Interesting what could be the relationship of ServerMania with ColoCrossing... again just a direct advertisement not through BuySellAds. This advertisement has existed for quite a while under the BuySellAds section of ads.


----------



## Amitz (Jul 25, 2014)

Hey, drmike, I thought you are on vacation?


----------



## DomainBop (Jul 25, 2014)

> Interesting what could be the relationship of ServerMania with ColoCrossing...


----------



## zafouhar (Jul 25, 2014)

Oh it seems the ServerMania advert came in LowEndTalk aswell after the last updates that Kossen announced, getting interesting


----------



## zafouhar (Jul 25, 2014)

Amitz said:


> Hey, drmike, I thought you are on vacation?


drmike is, i'm not though  i'm just another person getting a bit sick with ColoCrossing and their business tactics.


----------



## MannDude (Jul 25, 2014)

They do this with ServerMania too I believe. Nothing new really. HVH is already publicly owned by by Colocrossing so if they want to saturate their ad space with their another ad that's their right to do so.


----------



## drmike (Jul 25, 2014)

I am on vacation...  Still checking in, more than I hoped... like online-light mode...

So, these non-BuySellAd spots... They are real curious.

To date, those spots (big rectangle on right sidebar and the footer) have included very limited TRIO of companies:

Servermania, Serverhub and now HudsonValleyHost.

There is no doubt Servermania is an insider / partner.  They were involved in the Level 3, when CC went zonkers and had Level 3 mainly in BUFFALO for a short time.  The owners (two brothers) are friends with Biloh (owner of CC) in real life.

Hudson Valley Host is 100% Colocrossing owned (via parent Velocity Servers).  This has been documented and admitted in public (on WHT).

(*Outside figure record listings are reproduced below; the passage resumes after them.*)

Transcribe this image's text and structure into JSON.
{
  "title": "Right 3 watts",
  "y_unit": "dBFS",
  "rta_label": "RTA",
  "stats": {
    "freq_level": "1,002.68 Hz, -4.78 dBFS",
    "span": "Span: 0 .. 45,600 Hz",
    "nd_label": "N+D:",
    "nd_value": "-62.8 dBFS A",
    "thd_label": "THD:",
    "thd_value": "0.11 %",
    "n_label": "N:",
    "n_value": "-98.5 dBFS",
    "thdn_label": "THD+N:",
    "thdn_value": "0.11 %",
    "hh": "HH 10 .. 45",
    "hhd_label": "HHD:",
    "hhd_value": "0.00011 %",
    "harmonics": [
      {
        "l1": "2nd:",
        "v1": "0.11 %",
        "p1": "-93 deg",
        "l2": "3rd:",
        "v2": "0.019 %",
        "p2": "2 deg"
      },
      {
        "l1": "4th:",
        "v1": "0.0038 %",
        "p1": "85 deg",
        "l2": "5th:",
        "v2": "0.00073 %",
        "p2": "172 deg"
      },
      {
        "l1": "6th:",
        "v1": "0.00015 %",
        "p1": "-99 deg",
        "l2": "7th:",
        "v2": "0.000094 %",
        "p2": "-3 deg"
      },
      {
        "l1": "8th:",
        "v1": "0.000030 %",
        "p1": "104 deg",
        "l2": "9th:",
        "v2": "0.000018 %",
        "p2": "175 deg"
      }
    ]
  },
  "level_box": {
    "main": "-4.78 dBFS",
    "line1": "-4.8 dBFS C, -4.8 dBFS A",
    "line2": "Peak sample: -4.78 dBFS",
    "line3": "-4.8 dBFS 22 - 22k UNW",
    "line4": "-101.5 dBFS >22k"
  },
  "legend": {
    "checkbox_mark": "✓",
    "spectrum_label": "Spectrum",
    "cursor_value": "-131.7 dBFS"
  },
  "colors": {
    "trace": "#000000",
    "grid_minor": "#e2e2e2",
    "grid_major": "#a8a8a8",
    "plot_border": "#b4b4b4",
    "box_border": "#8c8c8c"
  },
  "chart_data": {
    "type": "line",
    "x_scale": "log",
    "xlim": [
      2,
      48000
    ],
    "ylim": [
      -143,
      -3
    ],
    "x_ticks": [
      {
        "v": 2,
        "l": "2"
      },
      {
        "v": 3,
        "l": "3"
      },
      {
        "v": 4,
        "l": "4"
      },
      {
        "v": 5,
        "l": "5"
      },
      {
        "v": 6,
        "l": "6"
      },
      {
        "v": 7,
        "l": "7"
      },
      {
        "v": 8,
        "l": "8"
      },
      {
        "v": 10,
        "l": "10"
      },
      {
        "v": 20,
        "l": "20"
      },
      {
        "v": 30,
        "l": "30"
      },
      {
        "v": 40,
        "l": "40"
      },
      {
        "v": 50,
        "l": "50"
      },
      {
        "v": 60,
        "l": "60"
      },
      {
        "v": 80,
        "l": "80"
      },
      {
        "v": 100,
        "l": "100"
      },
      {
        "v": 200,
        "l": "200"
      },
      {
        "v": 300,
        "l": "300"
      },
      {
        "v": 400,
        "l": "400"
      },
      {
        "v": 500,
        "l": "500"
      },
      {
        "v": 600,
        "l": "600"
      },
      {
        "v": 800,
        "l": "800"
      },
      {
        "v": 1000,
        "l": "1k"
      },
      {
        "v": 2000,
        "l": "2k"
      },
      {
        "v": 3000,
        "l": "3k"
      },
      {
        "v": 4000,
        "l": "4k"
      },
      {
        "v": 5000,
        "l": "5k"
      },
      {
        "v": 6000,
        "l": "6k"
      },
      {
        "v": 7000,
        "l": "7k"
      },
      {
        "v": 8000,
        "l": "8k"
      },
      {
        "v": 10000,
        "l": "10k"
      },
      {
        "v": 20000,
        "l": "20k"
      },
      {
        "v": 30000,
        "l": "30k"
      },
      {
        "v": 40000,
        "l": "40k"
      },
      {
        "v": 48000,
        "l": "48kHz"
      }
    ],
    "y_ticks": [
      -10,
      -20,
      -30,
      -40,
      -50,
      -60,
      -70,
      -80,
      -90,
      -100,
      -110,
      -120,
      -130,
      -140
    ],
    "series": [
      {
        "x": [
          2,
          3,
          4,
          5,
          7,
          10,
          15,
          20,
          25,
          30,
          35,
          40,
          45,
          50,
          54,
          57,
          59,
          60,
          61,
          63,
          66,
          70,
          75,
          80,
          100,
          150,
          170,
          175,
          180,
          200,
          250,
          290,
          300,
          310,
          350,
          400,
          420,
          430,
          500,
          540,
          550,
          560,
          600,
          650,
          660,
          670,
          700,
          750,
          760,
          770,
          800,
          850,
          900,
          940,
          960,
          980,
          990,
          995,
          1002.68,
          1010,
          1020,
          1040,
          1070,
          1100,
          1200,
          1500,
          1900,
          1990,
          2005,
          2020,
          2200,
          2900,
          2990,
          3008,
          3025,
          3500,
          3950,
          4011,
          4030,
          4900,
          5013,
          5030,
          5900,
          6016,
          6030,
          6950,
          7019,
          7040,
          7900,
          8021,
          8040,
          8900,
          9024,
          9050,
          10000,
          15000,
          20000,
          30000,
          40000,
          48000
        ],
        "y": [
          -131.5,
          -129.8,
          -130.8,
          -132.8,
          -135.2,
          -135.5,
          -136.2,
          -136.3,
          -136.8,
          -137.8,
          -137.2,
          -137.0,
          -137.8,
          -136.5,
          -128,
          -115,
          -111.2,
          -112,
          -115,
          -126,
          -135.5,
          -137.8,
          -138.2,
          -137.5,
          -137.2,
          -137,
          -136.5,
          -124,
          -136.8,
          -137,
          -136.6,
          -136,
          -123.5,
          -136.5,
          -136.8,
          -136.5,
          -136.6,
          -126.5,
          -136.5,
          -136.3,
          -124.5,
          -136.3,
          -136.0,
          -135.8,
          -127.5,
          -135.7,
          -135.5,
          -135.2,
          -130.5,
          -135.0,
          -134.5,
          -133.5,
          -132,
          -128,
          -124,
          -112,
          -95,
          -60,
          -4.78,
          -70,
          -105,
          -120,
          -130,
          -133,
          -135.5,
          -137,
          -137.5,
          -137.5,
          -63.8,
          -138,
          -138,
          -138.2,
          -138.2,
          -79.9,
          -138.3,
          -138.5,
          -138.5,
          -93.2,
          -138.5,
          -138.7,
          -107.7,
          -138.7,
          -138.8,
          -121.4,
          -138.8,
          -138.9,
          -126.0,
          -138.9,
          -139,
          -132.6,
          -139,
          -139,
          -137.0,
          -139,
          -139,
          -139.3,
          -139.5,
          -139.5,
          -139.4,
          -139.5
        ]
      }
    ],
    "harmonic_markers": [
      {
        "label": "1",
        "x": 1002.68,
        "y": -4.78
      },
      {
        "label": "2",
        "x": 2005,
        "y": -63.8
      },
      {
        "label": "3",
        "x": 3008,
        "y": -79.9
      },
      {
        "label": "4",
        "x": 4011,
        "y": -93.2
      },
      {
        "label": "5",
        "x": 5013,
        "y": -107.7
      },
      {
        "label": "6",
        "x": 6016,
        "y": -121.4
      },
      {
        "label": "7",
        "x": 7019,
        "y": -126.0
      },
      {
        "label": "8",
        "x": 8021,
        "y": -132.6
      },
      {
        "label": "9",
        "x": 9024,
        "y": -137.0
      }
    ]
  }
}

But, what strikes me now as more humorous is the Servermania (new ad) which proclaims:

"The original host for developers"

Everyone and their mama is trying to rip off the niche developer market really developed by Linode and more recently taken over by DigitalOcean.


----------



## serverian (Jul 25, 2014)

drmike said:


> I am on vacation...


You are not fooling anyone!


----------



## mpkossen (Jul 28, 2014)

zafouhar said:


> Just wanted to bring to your attention that now it seems LowEndTalk directly advertises HVH with a banner at the bottom of the page, not even through BuySellAds just a direct link to the banner. This banner was added after the last updates that Kossen announced.
> 
> Comments on you guys  its becoming more obvious the relationship between ColoCrossing and HVH...


You're late to the party. It's been known for a while that ColoCrossing owns HVH. It's even on HVH's website.

As for the banner: it wasn't part of any update that I made. My doing is just the top bar at LowEndBox.com.


----------



## Kris (Jul 28, 2014)

mpkossen said:


> You're late to the party. It's been known for a while that ColoCrossing owns HVH. It's even on HVH's website.
> 
> As for the banner: it wasn't part of any update that I made. My doing is just the top bar at LowEndBox.com.


I know. I loved exposing it / warning others until someone finally woke up and saw COLOCROSSING on their statement.

Many a HVH offers were posted before 'it was known' 

Good run though. Guess Biloh got tired of Chris's free-will, Ernie much easier to manage as the house brand.  B)


----------